An economy enters the trapped-underclass regime once its Gini proxy reaches or exceeds the MobilityThreshold value J(φ). Researchers analyzing intergenerational mobility via the Great Gatsby Curve would cite this boundary to distinguish high-mobility from trapped states. The declaration encodes the comparison directly from the pre-defined threshold obtained by evaluating the J-cost at the golden ratio.

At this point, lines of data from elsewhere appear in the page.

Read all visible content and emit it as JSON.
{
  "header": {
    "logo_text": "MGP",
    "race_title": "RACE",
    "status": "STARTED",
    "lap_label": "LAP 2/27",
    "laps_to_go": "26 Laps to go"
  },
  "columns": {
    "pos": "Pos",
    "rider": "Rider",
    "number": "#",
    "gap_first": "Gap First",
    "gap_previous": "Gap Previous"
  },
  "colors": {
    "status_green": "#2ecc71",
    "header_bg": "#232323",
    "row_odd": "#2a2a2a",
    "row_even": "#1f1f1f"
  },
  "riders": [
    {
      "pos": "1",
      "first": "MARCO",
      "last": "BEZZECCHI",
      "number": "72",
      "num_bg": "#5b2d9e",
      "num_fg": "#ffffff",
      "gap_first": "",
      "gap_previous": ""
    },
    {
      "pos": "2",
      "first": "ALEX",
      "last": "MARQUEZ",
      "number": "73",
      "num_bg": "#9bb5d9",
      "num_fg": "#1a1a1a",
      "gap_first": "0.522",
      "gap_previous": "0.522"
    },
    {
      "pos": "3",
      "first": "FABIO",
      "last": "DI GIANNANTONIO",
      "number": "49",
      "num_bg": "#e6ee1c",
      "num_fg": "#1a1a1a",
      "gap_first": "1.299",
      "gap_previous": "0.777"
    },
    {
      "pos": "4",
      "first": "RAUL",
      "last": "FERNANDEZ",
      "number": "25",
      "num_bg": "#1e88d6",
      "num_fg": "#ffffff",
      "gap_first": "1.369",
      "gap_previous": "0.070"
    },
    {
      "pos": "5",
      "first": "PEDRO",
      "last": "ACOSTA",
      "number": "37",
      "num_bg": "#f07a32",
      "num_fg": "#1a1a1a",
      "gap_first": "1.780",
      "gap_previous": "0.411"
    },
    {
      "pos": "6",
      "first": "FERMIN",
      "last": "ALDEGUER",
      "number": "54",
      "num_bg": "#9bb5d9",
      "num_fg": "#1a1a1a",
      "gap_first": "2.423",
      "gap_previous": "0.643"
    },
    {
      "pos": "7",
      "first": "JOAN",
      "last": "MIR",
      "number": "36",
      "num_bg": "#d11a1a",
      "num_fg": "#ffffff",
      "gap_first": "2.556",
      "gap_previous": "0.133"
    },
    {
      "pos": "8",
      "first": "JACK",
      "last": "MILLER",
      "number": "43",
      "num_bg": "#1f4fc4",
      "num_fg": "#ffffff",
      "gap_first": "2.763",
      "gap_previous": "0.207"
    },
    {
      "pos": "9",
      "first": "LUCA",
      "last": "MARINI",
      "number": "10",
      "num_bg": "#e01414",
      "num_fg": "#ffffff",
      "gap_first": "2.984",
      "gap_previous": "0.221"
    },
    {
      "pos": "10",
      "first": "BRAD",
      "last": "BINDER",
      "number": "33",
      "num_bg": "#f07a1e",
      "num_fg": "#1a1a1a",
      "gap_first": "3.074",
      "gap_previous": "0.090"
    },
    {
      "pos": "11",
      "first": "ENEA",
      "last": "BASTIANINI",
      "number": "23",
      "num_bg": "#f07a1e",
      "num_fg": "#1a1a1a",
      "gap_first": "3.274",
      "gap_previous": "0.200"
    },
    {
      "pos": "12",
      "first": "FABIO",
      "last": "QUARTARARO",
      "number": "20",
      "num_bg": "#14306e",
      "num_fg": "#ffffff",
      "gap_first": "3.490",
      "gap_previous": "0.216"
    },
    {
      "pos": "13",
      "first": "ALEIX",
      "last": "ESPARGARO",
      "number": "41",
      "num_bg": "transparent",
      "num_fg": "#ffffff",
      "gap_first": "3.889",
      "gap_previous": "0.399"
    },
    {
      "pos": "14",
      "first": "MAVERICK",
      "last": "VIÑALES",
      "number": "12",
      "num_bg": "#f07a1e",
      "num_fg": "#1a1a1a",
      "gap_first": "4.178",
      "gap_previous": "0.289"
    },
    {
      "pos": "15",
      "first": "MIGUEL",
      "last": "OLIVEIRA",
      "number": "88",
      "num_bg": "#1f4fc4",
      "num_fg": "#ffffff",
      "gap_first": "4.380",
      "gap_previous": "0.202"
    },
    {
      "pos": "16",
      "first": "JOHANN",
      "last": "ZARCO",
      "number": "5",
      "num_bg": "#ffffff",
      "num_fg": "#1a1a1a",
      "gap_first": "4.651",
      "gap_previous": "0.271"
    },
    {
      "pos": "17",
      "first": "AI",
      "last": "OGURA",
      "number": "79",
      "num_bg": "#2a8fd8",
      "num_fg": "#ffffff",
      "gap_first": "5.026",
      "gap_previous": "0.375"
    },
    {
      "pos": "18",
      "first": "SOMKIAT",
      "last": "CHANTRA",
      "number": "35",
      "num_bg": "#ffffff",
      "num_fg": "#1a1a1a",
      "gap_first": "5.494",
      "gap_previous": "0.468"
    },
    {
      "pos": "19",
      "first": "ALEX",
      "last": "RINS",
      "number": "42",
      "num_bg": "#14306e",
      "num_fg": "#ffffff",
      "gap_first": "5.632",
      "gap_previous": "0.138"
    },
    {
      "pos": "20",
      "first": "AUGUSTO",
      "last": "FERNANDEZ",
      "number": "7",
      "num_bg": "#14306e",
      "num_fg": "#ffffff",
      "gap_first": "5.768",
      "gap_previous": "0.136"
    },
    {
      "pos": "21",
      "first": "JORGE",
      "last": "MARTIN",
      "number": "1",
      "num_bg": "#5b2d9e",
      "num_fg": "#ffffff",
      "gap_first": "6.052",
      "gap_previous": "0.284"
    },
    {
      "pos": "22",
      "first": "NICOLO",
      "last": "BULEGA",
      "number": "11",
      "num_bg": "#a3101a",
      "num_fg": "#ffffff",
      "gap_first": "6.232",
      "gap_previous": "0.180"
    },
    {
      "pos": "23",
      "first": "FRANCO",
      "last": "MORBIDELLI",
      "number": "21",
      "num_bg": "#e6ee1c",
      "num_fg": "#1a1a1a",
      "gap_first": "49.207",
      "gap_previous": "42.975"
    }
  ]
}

Claim. An economy is in the high-inequality regime if and only if its Gini proxy $g$ satisfies $g ≥ J(φ)$, where $J$ denotes the recognition cost function and $φ$ the golden ratio.

background

In this module the Gini coefficient arises as the integral of per-decile J-costs, with each decile ratio defined as observed share divided by equal share. The module document states that the critical value for high-mobility versus trapped-underclass corresponds to Gini ≈ J(φ) in (0.11, 0.13), the same quantum bounding pathology thresholds in other domains. This yields the structural prediction that countries with Gini ≤ J(φ) have higher intergenerational mobility, matching observations for Nordic countries and East Asia below the band and the US, UK, Brazil above it. The MobilityThreshold is set to the J-cost evaluated at φ, providing the canonical golden-section quantum as the regime boundary.

proof idea

This definition is a one-line wrapper that applies the MobilityThreshold constant, which equals the J-cost at the golden ratio.

why it matters

The definition feeds the LorenzCurveCert structure, which certifies equal-zero, reciprocal symmetry, nonnegativity, and the threshold band 0.11 < MobilityThreshold < 0.13, and the regimes_exclusive theorem proving the regimes cannot overlap. It implements the module's core claim linking sigma-budget conservation to the Great Gatsby Curve. The threshold connects to the Recognition Science framework through the J-uniqueness property and the self-similar fixed point φ.